Casar é Opcional, Proteger é Essencial

Dados do IBGE, e os mais recentes são do Censo 2022, confirmam o que já vínhamos percebendo no cotidiano: o Brasil mudou a forma como constrói suas famílias. Pela primeira vez na história, a maioria das uniões no país é formada sem casamento no civil ou religioso. As uniões consensuais representam 38,9%, superando os casamentos formais.
Essa virada, que poderia ser interpretada como “modernidade”, “liberdade” ou até “economia”, é na verdade algo mais profundo: é o Brasil real buscando caminhos mais simples de viver junto. E não há nada de errado nisso. O casamento deixou de ser obrigação social. Mas há um ponto incômodo, e urgente, nessa conversa: a liberdade de não casar não pode significar vulnerabilidade jurídica.
O verdadeiro problema não é viver junto sem papel; é viver junto sem proteção legal patrimonial.
Vivemos em um país onde casais investem toda uma vida para construir casa, negócios, bens, patrimônio, mas deixam decisões essenciais para “resolver depois”. Esse “depois” costuma chegar de forma abrupta: numa separação, numa briga familiar, numa doença, ou, no cenário mais difícil, na morte.
E quando chega, o Estado não perdoa a falta de formalização: aplica a lei, que nem sempre coincide com a vontade do casal, por isso, se a nova família brasileira deseja ser moderna, precisa também ser previdente.
Existem três instrumentos simples, e muito poderosos, que qualquer casal deveria conhecer, independentemente de estar casado, em união estável, namorando sério, com filhos ou formando famílias reconstituídas: a holding patrimonial, a doação de bens em vida e o testamento.
Vivemos tempos de incerteza econômica, processos judiciais demorados e riscos crescentes no ambiente de negócios. A holding patrimonial existe como ferramenta moderna para proteger o essencial: o patrimônio familiar.
Ao transferir imóveis para uma empresa criada exclusivamente para administrá-los, o casal separa riscos empresariais da vida familiar, evita penhoras indevidas e facilita a sucessão entre gerações.

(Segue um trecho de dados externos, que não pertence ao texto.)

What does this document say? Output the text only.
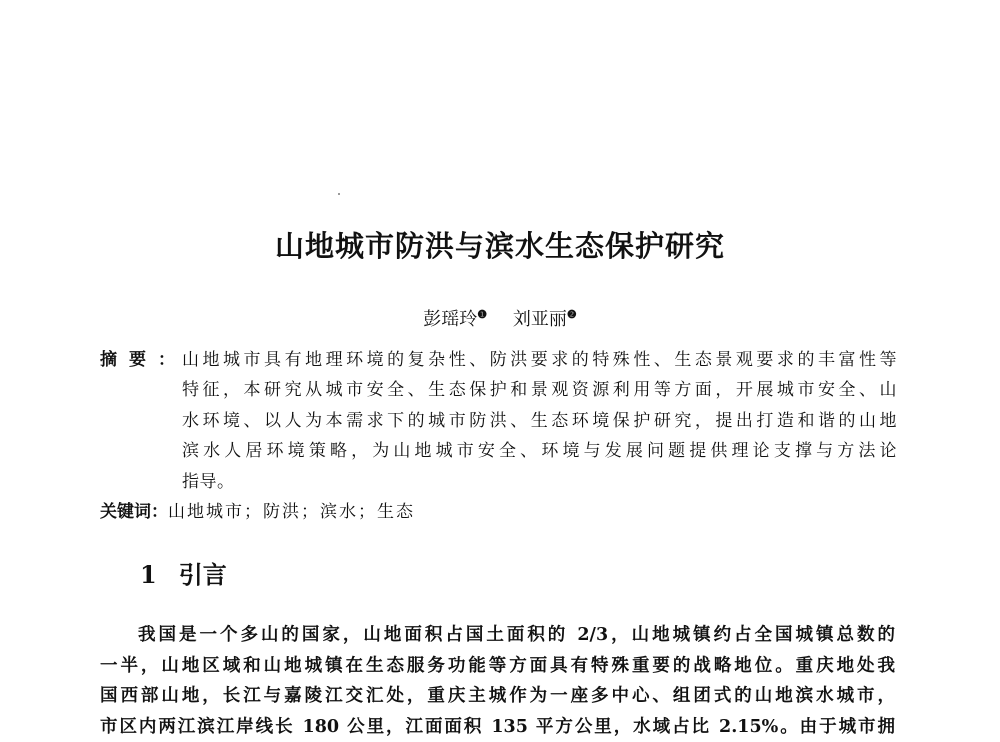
山地城市防洪与滨水生态保护研究
彭瑶玲$^❶$ 刘亚丽$^❷$
摘要： 山地城市具有地理环境的复杂性、防洪要求的特殊性、生态景观要求的丰富性等
特征，本研究从城市安全、生态保护和景观资源利用等方面，开展城市安全、山
水环境、以人为本需求下的城市防洪、生态环境保护研究，提出打造和谐的山地
滨水人居环境策略，为山地城市安全、环境与发展问题提供理论支撑与方法论
指导。
关键词：山地城市；防洪；滨水；生态
1 引言
我国是一个多山的国家，山地面积占国土面积的 2/3，山地城镇约占全国城镇总数的
一半，山地区域和山地城镇在生态服务功能等方面具有特殊重要的战略地位。重庆地处我
国西部山地，长江与嘉陵江交汇处，重庆主城作为一座多中心、组团式的山地滨水城市，
市区内两江滨江岸线长 180 公里，江面面积 135 平方公里，水域占比 2.15%。由于城市拥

É um “escudo protetor”, usado mundialmente, mas que só agora começa a entrar na cultura brasileira.
E porque o importante é proteger, há também a possibilidade de ser feita doação de bens em vida, que com cláusulas bem redigidas, possibilita proteger filhos e netos de verdadeiras guerras sucessórias.
A cláusula de incomunicabilidade impede que o bem doado entre em eventual partilha de divórcio, a de inalienabilidade impede que o herdeiro venda um imóvel por imaturidade ou pressão, e o usufruto vitalício permite aos pais doar sem deixar de usar o bem.
Em um país onde as famílias se tornam cada vez mais plurais, recombinadas e móveis, essas cláusulas evitam injustiças e preservam a vontade de quem construiu o patrimônio.
E se nenhuma dessas providencias for usada, também é possível fazer o testamento, que é a vontade da pessoa interessada em dar destino aos seus bens, mesmo depois do silêncio final.
Apesar da resistência dos brasileiros em falar sobre o testamento, como se falar de morte atraísse esses acontecimentos, crendices a parte, prestar testamento evita litígios, desentendimentos, brigas violentas e perda total do patrimônio, já que permite organizar, decidir e direcionar a vontade de quem construiu a patrimônio.
Importante esclarecer que a lei garante a reserva de metade dos bens da pessoa para os herdeiros necessários. A outra metade, a parte chamada disponível, é que pode ser usada conforme a vontade da pessoa, que então determina, em testamento, com liberdade, o destino de seus bens.
Sem testamento, quem decide é o Judiciário, e de acordo com a lei. Com testamento, quem decide é a pessoa, dona do patrimônio que construiu ao longo da sua vida.
Vê-se, portanto, que união consensual não é problema, mas a falta de proteção é. É natural que nem todas as famílias queiram formalizar vínculos da mesma maneira, mas ninguém deveria abrir mão da segurança jurídica.
Não importa se a relação é casamento, união estável, família recomposta, homoafetiva, sem filhos, com filhos ou multigeracional, o que importa é que cada casal, formalizado ou não, compreenda algo simples: casar é opcional, proteger a família, o patrimônio e a própria vontade, isso é fundamental.